Gaming in 2025 is simultaneously incredible, insanely cool, and infuriating. We’ve now reached a point where games look breathtaking, sometimes even photorealistic, some stories hit deeper than they ever did, and Indie creativity is through the roof. But somewhere along the line, gaming industry trends turned int nasty habits that simply refuse to die.
From bloated live service systems (you knew this one would come) to predatory monetization and the obsession with cinematic…well, everything, it has become a conglomerate of gaming industry trends that dilute what made the medium great in the first place, and that’s without just nostalgia talking. Some of these trends are stifling creativity, pacing, and, yes, player experience.
Worrying Gaming Industry Trends
- Live Service Games

Once upon a time – a time, we can still remember vividly – “live service” meant regular updates and cool seasonal content. Now it’s code for grindy, soulless progression loops and half-finished releases. Studios are so obsessed with retention metrics that they forget to make their games fun. Not every title needs daily challenges, login rewards, and overpriced cosmetics, believe it or not.
Sometimes, people just want a complete experience at launch – not a part-time job disguised as entertainment, because that’s exactly what most of those titles feel like, a chore.
Even big names like Suicide Squad: Kill the Justice League proved that no amount of content schedules can save a hollow game. Live service should enhance games, not drain the life out of them.
- Monetized Early Access
This one’s especially bizarre, since a lot of gamers, until this day, believe that early access is a bad thing. But let’s be honest – are most AAA games anything else than glorified early access with a steeper price tag? To make matters worse, with not even the day-one patch making things better a lot of the time?

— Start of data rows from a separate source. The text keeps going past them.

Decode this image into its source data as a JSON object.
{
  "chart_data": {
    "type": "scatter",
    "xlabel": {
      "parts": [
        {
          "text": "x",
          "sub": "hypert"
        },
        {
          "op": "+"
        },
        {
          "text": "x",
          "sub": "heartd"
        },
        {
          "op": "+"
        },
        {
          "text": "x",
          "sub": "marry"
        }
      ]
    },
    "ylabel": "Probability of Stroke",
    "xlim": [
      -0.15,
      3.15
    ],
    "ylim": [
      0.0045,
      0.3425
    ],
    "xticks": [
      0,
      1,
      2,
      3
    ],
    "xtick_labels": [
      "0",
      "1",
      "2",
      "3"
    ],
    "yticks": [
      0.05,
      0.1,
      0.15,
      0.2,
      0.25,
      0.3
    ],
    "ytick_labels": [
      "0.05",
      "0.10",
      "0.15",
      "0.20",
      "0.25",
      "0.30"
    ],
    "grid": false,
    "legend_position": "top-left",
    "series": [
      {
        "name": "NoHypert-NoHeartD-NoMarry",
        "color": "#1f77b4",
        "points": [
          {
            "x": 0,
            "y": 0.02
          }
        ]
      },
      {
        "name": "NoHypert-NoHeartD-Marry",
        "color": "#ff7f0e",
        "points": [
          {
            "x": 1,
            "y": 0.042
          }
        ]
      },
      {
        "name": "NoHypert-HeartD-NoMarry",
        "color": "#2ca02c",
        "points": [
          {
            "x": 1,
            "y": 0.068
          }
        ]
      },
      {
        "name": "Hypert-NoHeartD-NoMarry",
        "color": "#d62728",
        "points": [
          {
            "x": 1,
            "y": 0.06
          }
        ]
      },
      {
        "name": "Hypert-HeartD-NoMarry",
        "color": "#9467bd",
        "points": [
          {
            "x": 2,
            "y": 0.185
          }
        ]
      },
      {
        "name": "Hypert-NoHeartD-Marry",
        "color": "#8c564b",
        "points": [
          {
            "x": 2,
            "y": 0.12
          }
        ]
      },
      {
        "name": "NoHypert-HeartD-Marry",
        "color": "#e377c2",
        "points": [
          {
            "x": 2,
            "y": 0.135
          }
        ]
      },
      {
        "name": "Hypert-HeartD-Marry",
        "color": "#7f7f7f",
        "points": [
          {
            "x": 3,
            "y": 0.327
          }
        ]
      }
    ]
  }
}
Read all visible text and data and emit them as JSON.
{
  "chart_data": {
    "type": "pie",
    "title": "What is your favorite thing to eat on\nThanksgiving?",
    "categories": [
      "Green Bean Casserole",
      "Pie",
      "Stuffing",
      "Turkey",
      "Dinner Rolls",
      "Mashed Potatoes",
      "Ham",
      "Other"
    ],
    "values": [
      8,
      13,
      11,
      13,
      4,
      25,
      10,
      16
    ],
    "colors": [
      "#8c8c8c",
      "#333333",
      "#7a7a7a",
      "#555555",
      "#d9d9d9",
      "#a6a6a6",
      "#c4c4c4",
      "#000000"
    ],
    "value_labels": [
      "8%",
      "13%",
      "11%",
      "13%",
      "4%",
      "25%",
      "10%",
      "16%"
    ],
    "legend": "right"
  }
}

Sure, some indie devs use the model honestly – Baldur’s Gate 3 proved that it can work, but that game is a unicorn anyway. When AAA studios slap the same label on broken $70 launches, it’s just exploitation with better marketing.
So let’s just stop pretending the good ol’ “we’ll fix it later” counts as a release strategy. If your game isn’t done, don’t charge full price for it.
- Artificial Difficulty for the Sake of Challenge
Somewhere along the line, game design appears to have gotten confused between the words challenging and cheap. We’re talking, of course, about artificial difficulty, something we’ve explored in-depth before. From bullet-spongy enemies, weirdly set checkpoints, and more repetition than we’re able to count, all these don’t make games better, just longer.
True difficulty is about gameplay mastery, smart design, and perhaps adjusted AI behavior – but that’s hard to program, so some developers just take the easy route.
Titles like Elden Ring or Silksong prove that difficulty can be an engaging hook, but only if it’s truly earned. Otherwise, all you end up with are disgruntled players who end up putting your game down in frustration.
- Pre-Order Bonuses and Deluxe Edition Confusion
There’s no polite way to say it, but pre-order culture needs to vanish into the digital void. In an age of instant access and refunds, there’s no reason to buy a game before reviews even exist. And yet, publishers still dangle “exclusive” gear, XP boosts, or – our personal favorite – 24 hours early access as if we’re lining up outside a midnight launch in 2007.

Worse, modern editions are a labyrinth: standard, deluxe, gold, ultimate, “founder’s.” All with different perks, all designed to confuse. Games should sell themselves on quality, not manufactured FOMO, simply designed to sell more copies. Now granted, if the game behind it is good, some players might take the bait, but even then, it’s just no way to treat your customer base.
- Copy-Paste Open Worlds
Exploration is an important tool in video game design because it connects the player to the world, and interaction with our favorite digital medium is why we do all this, after all. If you’re world map is well-designed, you don’t need a huge open world with copy-pasted buildings; what you need is recognizable landmarks, so the player can engage with the world in an immersive way, without having to pull out a map screen every five meters.
The bigger is better philosophy has turned too many open-world games into bloated chores, rather than a world you can’t wait to explore and, yes, even lose yourself in. Assassin’s Creed Valhalla, Forspoken, or heck, actually every Ubisoft title since Far Cry, falls into that same old trap, and if you compare that to games like Gothic or even Skyrim to an extent, you can clearly see the disconnect.
Every path needs to tell a story, or at least have a purpose, and developers need to stop treating map size as a selling point. We’d rather have them focus on what actually matters: Making their painstakingly crafted gameworld feel less sterile – and more alive.